Yo estaba haciendo una de esas esporádicas visitas a la zona de trabajo, más que todo para acompañar por un par de días al amigo y socio y conversar un poco con los obreros. La ejecución de la obra no ofrecía problemas porque era una simple deforestación, la maquinaria pesada tenía buena asistencia mecánica y, con enviar cada semana el dinero necesario, era más que suficiente para que el contrato se desarrollara bien.

Sin embargo, un jefe de compañía debe mostrarse de vez en cuando en el campo de trabajo, así como un general debe mostrarse en la primera línea, arriesgando algo junto con los pobres soldados, animándolos y concediéndoles algunos premios. Si una persona tiene la suerte de saber conversar con sus dependientes, soldados, obreros, empleados, estudiantes o hijos, y si sabe darles órdenes justas, mostrarles estima, consideración y aprecio, esos dependientes se encariñarán. Los obreros se aficionarán al jefe, los soldados al oficial, los hijos al padre. Y obedecerán.

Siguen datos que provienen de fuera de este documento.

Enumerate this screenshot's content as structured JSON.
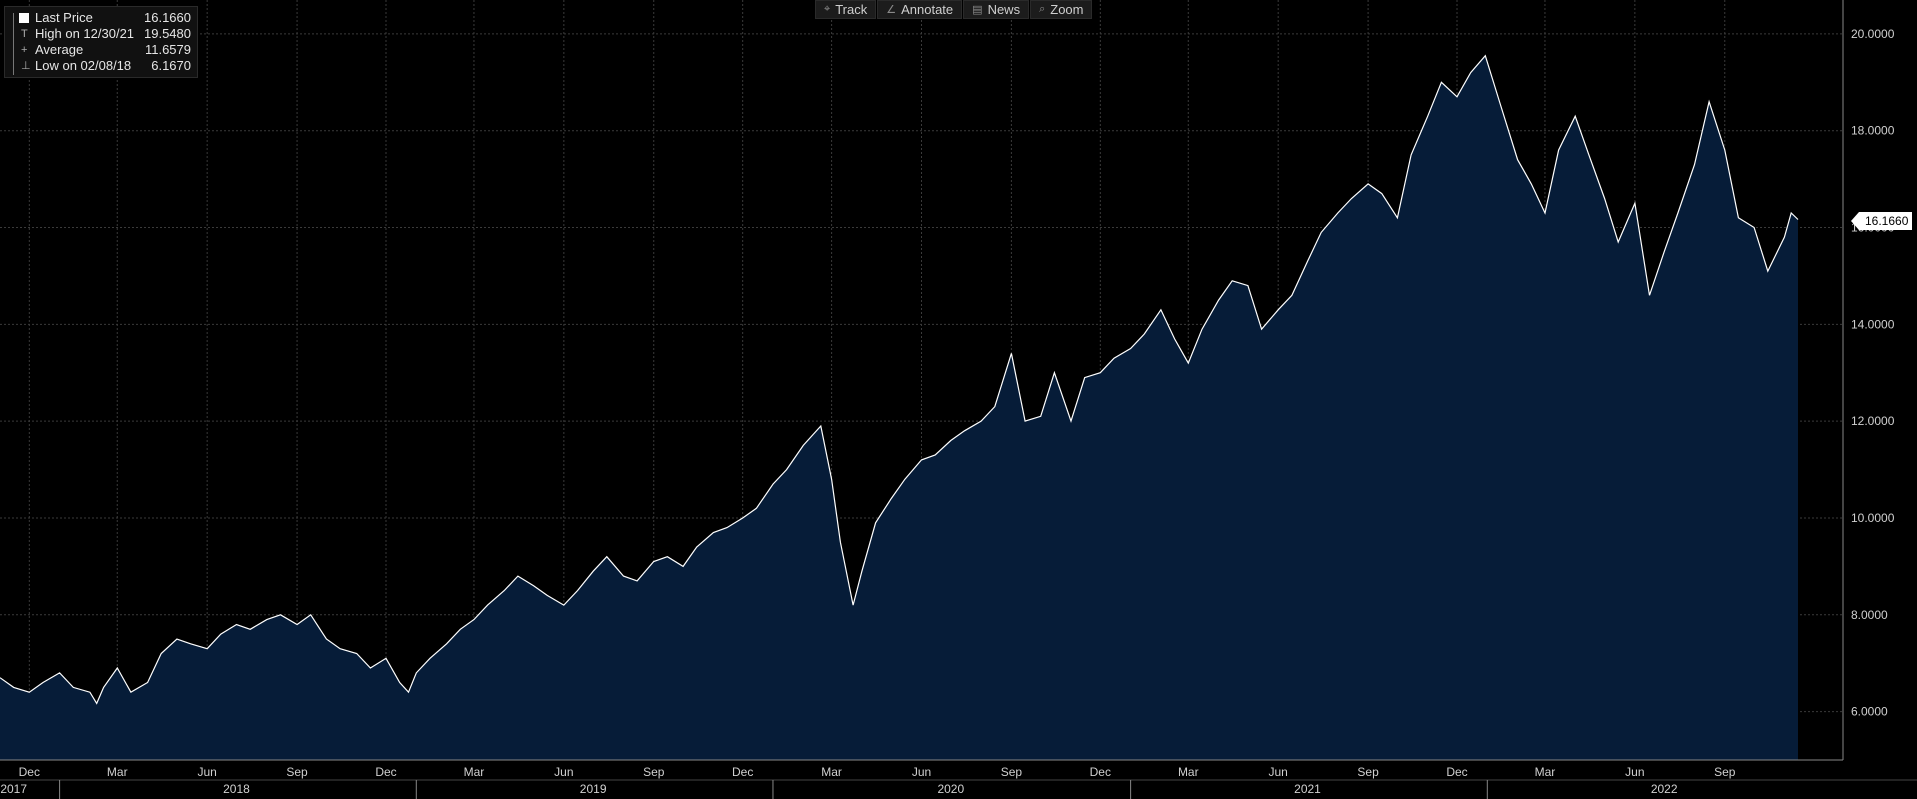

­Llegué a la casa de campo en el Zulia, alquilada por el período de tiempo que duraría la obra, donde todo el personal comía y dormía. Después de diez horas de trabajo, aislados en aquella región, alejados de las residencias de cada uno, siempre se conversaba un poco antes de acostarse. Sobre el trabajo, las aspiraciones personales, la familia. Cuando yo iba, compartía con toda mi gente la casa, la comida y las conversaciones.

Esa noche había luna llena. Habíamos comido bien porque el cocinero se había esmerado en preparar algo especial para mí. Hizo unos espaguetis con salsa kechup que eran un insulto a veinte generaciones de italianos; pero también presentó una lapa que hubiera enorgullecido a Pantagruel y a mí me hizo olvidar el kechup. Estábamos todos sentados afuera de la casa-oficina, alguno en chinchorro, alguno sentado en el suelo, alguno en una de las pocas sillas que teníamos. A mí me parecía revivir los tiempos, ya lejanos, de cuando era militar en Italia, porque las conversaciones vertían, en ambas situaciones, sobre los mismos tópicos: mujeres, proyectos y chistes.

Cuando al rato decidí retirarme a dormir, quise hacer antes lo que desde hacía años acostumbraba a hacer: un poco de pipí. Pero no había baño, por supuesto, así que debía orinar allí mismo, a unos pocos metros de la casa, en medio del monte.

Estaba en la mitad de mis funciones, con las manos en la masa, cuando escuché un ruido como de taconeo. No por eso me interrumpí, pero el taconeo persistía. Hasta que, de repente, mi amigo Valerio se acercó a mí por detrás, me agarró por un brazo y me haló fuertemente alejándome tres o cuatro metros de donde estaba. Sin embargo, al hacer esas imprevistas piruetas lo salpiqué abundantemente con lo que se estarán imaginando.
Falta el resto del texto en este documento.